In the longer term, there is only one solution to the sequestration problem: We should replace these meat-ax cuts with a balanced deficit reduction plan. Any such plan must include additional revenue. I have introduced two bills that would close unjustified tax loopholes identified by the Permanent Subcommittee on Investigations, which I chair. These loopholes are the source of massive tax avoidance by highly profitable multinational corporations and wealthy individuals at the expense of middle-income families. I will continue searching for common ground with colleagues of both parties to work for a balanced replacement for sequestration.

We’ve made significant progress in recent years in building on Michigan’s manufacturing and technological excellence to enhance our state’s competitiveness and improve opportunities for Michigan workers. The growing strength of our auto industry as it emerges from its restructuring is just one result of these efforts. Michigan is an increasingly important hub for development of green-energy technologies in vehicles and other fields. The Facility for Rare Isotope Beams, a groundbreaking nuclear research facility being established at Michigan State University, reached important milestones. I’ll keep working in the year ahead to strengthen our foundation of economic competitiveness.

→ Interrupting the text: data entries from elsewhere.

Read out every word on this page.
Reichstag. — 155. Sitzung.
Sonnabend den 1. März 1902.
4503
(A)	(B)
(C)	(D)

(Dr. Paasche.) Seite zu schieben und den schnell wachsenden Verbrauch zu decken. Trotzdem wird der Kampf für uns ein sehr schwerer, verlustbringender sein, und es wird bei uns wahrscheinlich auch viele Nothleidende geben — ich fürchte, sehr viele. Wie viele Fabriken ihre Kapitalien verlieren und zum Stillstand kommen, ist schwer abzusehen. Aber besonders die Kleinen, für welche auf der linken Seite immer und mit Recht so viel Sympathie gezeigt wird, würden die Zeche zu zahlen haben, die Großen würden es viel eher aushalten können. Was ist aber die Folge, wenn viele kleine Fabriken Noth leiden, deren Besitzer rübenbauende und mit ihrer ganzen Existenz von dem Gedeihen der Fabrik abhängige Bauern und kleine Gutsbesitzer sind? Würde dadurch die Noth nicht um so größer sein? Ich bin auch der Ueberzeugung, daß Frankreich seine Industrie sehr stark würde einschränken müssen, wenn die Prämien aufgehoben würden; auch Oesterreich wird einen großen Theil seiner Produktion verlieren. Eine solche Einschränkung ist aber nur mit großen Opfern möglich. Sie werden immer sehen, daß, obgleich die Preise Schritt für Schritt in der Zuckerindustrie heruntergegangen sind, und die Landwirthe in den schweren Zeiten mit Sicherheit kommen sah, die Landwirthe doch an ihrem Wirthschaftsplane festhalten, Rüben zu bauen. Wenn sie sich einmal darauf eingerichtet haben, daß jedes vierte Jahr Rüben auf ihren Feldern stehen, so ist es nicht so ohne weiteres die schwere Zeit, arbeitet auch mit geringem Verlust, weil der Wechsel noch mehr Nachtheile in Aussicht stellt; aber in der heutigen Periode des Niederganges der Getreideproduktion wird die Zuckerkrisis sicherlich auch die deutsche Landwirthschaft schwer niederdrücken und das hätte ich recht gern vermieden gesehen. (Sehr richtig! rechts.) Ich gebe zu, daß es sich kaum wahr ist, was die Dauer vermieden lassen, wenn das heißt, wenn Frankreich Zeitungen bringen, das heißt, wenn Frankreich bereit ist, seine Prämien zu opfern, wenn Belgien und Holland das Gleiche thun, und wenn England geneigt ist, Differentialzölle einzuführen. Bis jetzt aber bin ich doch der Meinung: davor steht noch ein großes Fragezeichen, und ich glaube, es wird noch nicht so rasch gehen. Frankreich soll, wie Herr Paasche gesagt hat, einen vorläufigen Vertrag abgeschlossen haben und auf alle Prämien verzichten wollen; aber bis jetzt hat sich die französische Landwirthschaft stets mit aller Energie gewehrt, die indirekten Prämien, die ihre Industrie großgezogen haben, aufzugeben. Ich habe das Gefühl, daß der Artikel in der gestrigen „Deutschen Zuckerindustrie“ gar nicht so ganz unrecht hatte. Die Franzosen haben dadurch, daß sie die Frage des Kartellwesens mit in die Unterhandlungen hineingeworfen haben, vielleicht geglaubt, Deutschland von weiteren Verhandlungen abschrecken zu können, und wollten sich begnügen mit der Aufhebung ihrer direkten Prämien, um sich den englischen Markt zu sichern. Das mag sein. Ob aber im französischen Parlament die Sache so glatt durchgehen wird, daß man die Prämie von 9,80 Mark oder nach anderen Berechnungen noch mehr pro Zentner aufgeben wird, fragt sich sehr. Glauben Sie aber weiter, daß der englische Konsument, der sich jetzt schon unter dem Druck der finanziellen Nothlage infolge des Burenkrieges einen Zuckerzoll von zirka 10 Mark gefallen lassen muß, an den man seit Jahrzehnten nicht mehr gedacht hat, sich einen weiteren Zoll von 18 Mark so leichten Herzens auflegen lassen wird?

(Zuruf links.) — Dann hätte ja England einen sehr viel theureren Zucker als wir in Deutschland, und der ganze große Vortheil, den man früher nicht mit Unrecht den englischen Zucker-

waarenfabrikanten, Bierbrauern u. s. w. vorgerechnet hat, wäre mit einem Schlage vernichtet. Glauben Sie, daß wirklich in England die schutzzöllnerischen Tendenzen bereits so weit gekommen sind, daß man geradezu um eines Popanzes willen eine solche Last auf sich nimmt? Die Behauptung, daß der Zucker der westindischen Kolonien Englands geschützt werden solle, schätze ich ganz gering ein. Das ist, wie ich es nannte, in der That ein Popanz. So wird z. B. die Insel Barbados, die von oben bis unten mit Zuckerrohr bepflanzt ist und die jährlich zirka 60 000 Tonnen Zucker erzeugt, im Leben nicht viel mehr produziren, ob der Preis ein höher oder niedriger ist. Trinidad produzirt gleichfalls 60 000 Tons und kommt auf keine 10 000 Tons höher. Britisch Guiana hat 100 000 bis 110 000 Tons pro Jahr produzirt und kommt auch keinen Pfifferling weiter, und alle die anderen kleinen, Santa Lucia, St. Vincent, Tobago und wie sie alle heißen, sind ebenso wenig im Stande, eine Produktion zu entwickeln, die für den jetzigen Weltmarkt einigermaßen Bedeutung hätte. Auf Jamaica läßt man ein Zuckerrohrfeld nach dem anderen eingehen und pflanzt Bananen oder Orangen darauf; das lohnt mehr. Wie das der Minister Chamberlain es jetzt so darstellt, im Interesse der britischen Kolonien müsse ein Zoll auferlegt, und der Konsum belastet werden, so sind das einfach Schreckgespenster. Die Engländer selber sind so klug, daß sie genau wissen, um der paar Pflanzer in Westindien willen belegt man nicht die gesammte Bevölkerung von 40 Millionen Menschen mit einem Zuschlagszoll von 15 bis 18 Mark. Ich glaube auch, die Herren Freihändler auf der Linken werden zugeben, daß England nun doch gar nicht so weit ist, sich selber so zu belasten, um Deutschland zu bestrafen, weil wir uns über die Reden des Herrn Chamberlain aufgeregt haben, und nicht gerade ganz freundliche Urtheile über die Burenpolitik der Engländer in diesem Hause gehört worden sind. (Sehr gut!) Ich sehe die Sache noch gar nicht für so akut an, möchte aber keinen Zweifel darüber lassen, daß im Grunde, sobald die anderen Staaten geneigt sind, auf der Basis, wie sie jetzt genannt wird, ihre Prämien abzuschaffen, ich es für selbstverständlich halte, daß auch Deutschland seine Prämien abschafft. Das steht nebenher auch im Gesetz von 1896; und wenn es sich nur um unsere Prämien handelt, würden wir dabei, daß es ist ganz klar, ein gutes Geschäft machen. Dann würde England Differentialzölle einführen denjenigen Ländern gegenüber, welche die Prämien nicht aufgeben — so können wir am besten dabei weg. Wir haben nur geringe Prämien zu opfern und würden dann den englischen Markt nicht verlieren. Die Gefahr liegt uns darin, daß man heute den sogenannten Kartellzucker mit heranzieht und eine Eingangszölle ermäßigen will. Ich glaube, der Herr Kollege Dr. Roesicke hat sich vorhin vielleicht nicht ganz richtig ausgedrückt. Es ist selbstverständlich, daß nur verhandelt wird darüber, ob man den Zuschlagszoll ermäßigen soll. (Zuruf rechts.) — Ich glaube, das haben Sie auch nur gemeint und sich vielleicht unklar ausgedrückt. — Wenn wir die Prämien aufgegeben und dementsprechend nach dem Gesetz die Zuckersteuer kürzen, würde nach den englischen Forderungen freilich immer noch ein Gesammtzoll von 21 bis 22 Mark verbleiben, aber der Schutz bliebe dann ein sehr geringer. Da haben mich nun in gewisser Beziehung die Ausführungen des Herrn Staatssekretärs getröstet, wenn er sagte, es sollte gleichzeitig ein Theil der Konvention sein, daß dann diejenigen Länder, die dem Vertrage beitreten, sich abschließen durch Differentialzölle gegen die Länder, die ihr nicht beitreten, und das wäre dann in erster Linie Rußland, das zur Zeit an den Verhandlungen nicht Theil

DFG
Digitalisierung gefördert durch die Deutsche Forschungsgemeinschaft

The last year was a difficult one for our state’s largest city, Detroit. I and other members of the Michigan delegation have worked to do all we could to make sure that the city has access to all available federal resources to assist in its recovery, and I’ll continue to look for ways to help.

There is no question this year will be a challenging one. My final year in the Senate will be one of focused commitment to the job I was sent here to do.

Carl Levin is the senior U.S. senator from Michigan.